Along the way he helped shape the political life of another, earlier Minnesota giant (Hubert Humphrey, also a vice-president and Democratic presidential nominee); prevailed in a brutal nomination fight (against former astronaut John Glenn and Senator Gary Hart, both of whom sought to portray him as a remnant of a long-ago past); selected the first female vice-presidential nominee (Representative Geraldine Ferraro); and was defeated by Ronald Reagan in a landslide (winning only his home state). Throughout it all he lived the Book of Micah admonition related to him by his faith-fortified father, the stern pastor from the tiny town of Elmore, Minn. (population 904 in the decade of his birth), to “do justly and to love mercy, and to walk humbly with thy God.”
“He was the kind of public servant we may never see again – the total opposite of today’s politician,” said Maxine Isaacs, his long-time press secretary, in an interview hours after Mr. Mondale died. “He was modest and self-effacing.”
He possessed, then personified, a surface contradiction: both the prairie populism of the upper plains (permitting his rivals to cast him as a wild progressive) and the parsimony of rural penuriousness (wondering aloud to his wife, Joan, whether the suit he was thinking of buying for the launch of his 1984 presidential campaign was too expensive). His public persona, too, was a surface contradiction: The public saw him as a stiff if not boring figure of great rectitude but lacking in flair, while in private he was simply Fritz – informal, wry, even a bit devilish.
“He could be hilarious, and sentimental, and he read deeply in literature and history,” said Martin Kaplan, a speechwriter during the Mondale vice-presidency and, later, the presidential campaign. “More than once he’d show me a passage from Shakespeare, marvelling at it, asking, ‘How does he do so much with so few words?’“ Mr. Kaplan thought it was Mr. Mondale’s way of saying “that a draft I’d given him could stand to lose a few pages.”
But it was as vice-president that Mr. Mondale had enormous impact – a sentence that could not have been written about scores of former occupants of the position, including more famous figures such as John Adams, Thomas Jefferson, Aaron Burr, John C. Calhoun, Theodore Roosevelt, Richard M. Nixon and Lyndon B. Johnson.

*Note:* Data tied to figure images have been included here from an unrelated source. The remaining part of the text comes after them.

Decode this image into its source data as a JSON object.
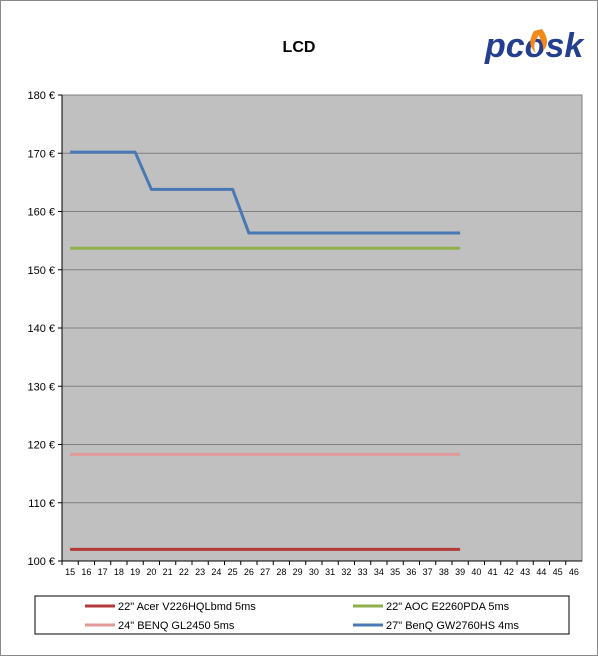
{
  "chart_data": {
    "type": "line",
    "title": "LCD",
    "xlabel": "",
    "ylabel": "",
    "ylim": [
      100,
      180
    ],
    "y_ticks": [
      "100 €",
      "110 €",
      "120 €",
      "130 €",
      "140 €",
      "150 €",
      "160 €",
      "170 €",
      "180 €"
    ],
    "x_categories": [
      "15",
      "16",
      "17",
      "18",
      "19",
      "20",
      "21",
      "22",
      "23",
      "24",
      "25",
      "26",
      "27",
      "28",
      "29",
      "30",
      "31",
      "32",
      "33",
      "34",
      "35",
      "36",
      "37",
      "38",
      "39",
      "40",
      "41",
      "42",
      "43",
      "44",
      "45",
      "46"
    ],
    "grid": true,
    "legend_position": "bottom",
    "series": [
      {
        "name": "22\" Acer V226HQLbmd 5ms",
        "color": "#b23a3a",
        "x": [
          "15",
          "39"
        ],
        "values": [
          102,
          102
        ]
      },
      {
        "name": "22\" AOC E2260PDA 5ms",
        "color": "#8fb04a",
        "x": [
          "15",
          "39"
        ],
        "values": [
          153.7,
          153.7
        ]
      },
      {
        "name": "24\" BENQ GL2450 5ms",
        "color": "#e09a9a",
        "x": [
          "15",
          "39"
        ],
        "values": [
          118.3,
          118.3
        ]
      },
      {
        "name": "27\" BenQ GW2760HS 4ms",
        "color": "#4a78b5",
        "x": [
          "15",
          "19",
          "20",
          "25",
          "26",
          "39"
        ],
        "values": [
          170.2,
          170.2,
          163.8,
          163.8,
          156.3,
          156.3
        ]
      }
    ]
  },
  "logo": {
    "text": "pcosk"
  },
  "colors": {
    "plot_bg": "#c0c0c0",
    "grid": "#808080"
  }
}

“Walter Mondale played an indispensable role in transforming the vice-presidency, historically our most disparaged position, into a consequential political institution capable of contributing to good government,” said Joel Goldstein, the Saint Louis University scholar considered the leading expert on the U.S. vice-presidency. “He imagined a new vision of the office and identified the resources needed for it to succeed, and through his exemplary performance created a model that administrations of both parties imitated. That initiative was consistent with his belief that government could play a constructive role in creating a more secure and just society.’'
Among those he mentored were Thomas E. Donilon, Barack Obama’s national security adviser; Susan Estrich, the first woman to manage a presidential campaign; Ann Stock, assistant secretary of state in the Obama administration; and Amy Klobuchar, a Minnesota senator who ran for president last year.
He taught lessons and, in that disastrous presidential campaign, learned them as well.
“A lot of politics is theory,” he said after clinching the 1984 nomination. “None of it is theory to me anymore. I know this country and every corner of it. I have been everywhere – in factories, in stores, in communities. It is a process of preparedness for the presidency that cannot be matched. On the road, I have really learned this country.”
But the country never learned enough about Mr. Mondale to embrace him, and besides, it was in thrall to the silky Baileys Irish Cream rhetoric of Mr. Reagan.
For years, Mr. Mondale told the story of encountering Senator George McGovern of South Dakota, who lost 49 states a dozen years before Mr. Mondale registered a similar performance, at the luggage carousel in the Washington airport now named for Mr. Reagan.
“How long does it take for the hurt to wear off?” Mr. Mondale asked. Mr. McGovern was quick to answer: “I’ll call you, Fritz, when it does.”